Numa destas manhãs de frio, eu escrevi um postezinho intitulado Valerá à pena elogiar a loucura? Era uma inocente metáfora que se pretendia irónica. Escrevi e não me lembrei mais do assunto. Recebi comentários muito agradáveis: de Margarida Teodora, tão gentil; de Alice N, sempre doce e afável; do meu queridíssimo JLF; de um inesperado senhor brasileiro, em cujo nome paira o aroma dos palacetes antigos na praia do Botafogo. E dois comentários de um senhor que habita uma República de bananas.
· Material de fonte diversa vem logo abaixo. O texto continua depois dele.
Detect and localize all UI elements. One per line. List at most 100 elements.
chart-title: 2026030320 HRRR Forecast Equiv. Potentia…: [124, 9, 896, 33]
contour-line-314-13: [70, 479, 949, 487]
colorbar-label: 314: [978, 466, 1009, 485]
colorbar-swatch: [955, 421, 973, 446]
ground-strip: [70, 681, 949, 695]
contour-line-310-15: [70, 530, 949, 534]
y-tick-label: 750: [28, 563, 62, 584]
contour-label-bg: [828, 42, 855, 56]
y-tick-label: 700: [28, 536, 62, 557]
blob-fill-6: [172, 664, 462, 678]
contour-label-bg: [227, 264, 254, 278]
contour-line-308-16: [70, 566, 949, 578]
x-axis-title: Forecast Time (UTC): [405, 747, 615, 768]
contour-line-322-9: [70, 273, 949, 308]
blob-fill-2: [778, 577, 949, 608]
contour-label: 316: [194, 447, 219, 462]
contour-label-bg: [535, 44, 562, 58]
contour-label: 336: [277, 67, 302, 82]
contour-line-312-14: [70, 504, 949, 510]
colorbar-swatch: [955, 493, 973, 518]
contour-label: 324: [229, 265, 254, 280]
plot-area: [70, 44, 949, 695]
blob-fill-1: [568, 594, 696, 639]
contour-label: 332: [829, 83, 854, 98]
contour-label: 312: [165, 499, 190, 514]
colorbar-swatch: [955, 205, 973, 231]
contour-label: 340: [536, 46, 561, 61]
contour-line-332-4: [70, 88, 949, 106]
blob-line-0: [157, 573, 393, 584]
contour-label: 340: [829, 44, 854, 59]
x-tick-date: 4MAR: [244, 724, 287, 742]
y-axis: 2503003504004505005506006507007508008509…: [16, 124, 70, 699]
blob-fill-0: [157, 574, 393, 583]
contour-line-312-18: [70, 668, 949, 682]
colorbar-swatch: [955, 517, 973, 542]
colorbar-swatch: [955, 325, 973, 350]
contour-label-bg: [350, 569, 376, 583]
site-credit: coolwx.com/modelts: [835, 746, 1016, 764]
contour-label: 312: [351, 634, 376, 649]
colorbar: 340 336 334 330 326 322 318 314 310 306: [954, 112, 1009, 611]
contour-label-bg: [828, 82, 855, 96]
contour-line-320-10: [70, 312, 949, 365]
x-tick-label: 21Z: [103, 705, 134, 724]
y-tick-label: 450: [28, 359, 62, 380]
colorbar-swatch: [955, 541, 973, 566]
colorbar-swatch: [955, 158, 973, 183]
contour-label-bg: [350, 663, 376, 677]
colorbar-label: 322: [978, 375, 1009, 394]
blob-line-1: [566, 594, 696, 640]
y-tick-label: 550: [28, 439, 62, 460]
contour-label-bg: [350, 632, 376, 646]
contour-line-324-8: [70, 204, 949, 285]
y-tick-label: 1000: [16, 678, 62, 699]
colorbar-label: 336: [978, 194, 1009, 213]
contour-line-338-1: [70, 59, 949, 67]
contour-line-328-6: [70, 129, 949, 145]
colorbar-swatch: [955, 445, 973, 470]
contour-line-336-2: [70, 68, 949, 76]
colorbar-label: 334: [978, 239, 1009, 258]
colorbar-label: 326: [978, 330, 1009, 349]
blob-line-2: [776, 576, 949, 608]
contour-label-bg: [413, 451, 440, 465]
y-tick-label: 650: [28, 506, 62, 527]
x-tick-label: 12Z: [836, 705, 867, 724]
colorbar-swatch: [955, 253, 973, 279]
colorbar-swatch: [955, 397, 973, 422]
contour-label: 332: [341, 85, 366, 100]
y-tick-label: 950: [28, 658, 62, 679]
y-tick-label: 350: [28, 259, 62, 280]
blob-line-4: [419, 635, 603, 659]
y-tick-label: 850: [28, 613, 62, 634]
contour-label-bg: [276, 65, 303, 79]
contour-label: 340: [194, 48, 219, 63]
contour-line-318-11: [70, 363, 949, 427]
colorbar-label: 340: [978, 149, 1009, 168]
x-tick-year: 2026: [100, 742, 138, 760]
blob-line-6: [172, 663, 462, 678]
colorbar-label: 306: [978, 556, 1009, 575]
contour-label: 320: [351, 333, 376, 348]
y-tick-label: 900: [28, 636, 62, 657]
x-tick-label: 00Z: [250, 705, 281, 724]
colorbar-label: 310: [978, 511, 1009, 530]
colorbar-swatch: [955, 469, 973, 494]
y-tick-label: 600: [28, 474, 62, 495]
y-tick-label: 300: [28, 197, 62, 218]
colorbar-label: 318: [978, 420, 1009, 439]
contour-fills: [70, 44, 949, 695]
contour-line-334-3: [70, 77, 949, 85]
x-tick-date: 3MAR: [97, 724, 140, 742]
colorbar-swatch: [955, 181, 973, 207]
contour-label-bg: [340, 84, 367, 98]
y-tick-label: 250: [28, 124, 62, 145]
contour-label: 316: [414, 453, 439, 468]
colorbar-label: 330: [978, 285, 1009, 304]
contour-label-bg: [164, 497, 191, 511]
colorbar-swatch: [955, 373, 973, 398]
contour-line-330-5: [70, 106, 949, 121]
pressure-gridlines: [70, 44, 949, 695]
Ora bem, esse senhor não compreendeu as minhas palavras e o seu comentário saiu completamente ao lado. Aliás, já aconteceu em outras ocasiões. Quando este blogue foi criado, decidimos que só não publicaríamos os comentários obscenos ou ofensivos. Não é, de todo, o caso. O senhor limitou-se a não saber interpretar. À luz do Código Penal português (o estimado Trincão Marques me corrigirá se estiver errada) não constitui infracção não saber interpretar. Enfim, não saber interpretar pode conduzir a actos potencialmente puníveis, mas isto já é uma derivação colateral.
Os comentários foram publicados e pronto. Não estava era eu à espera da quantidade de mails e telefonemas de amigos e conhecidos que me perguntavam, com insistência, por que razão não respondia eu àqueles dois comentários. Não respondi porque o senhor nada diz e, ao nada, nada se pode responder.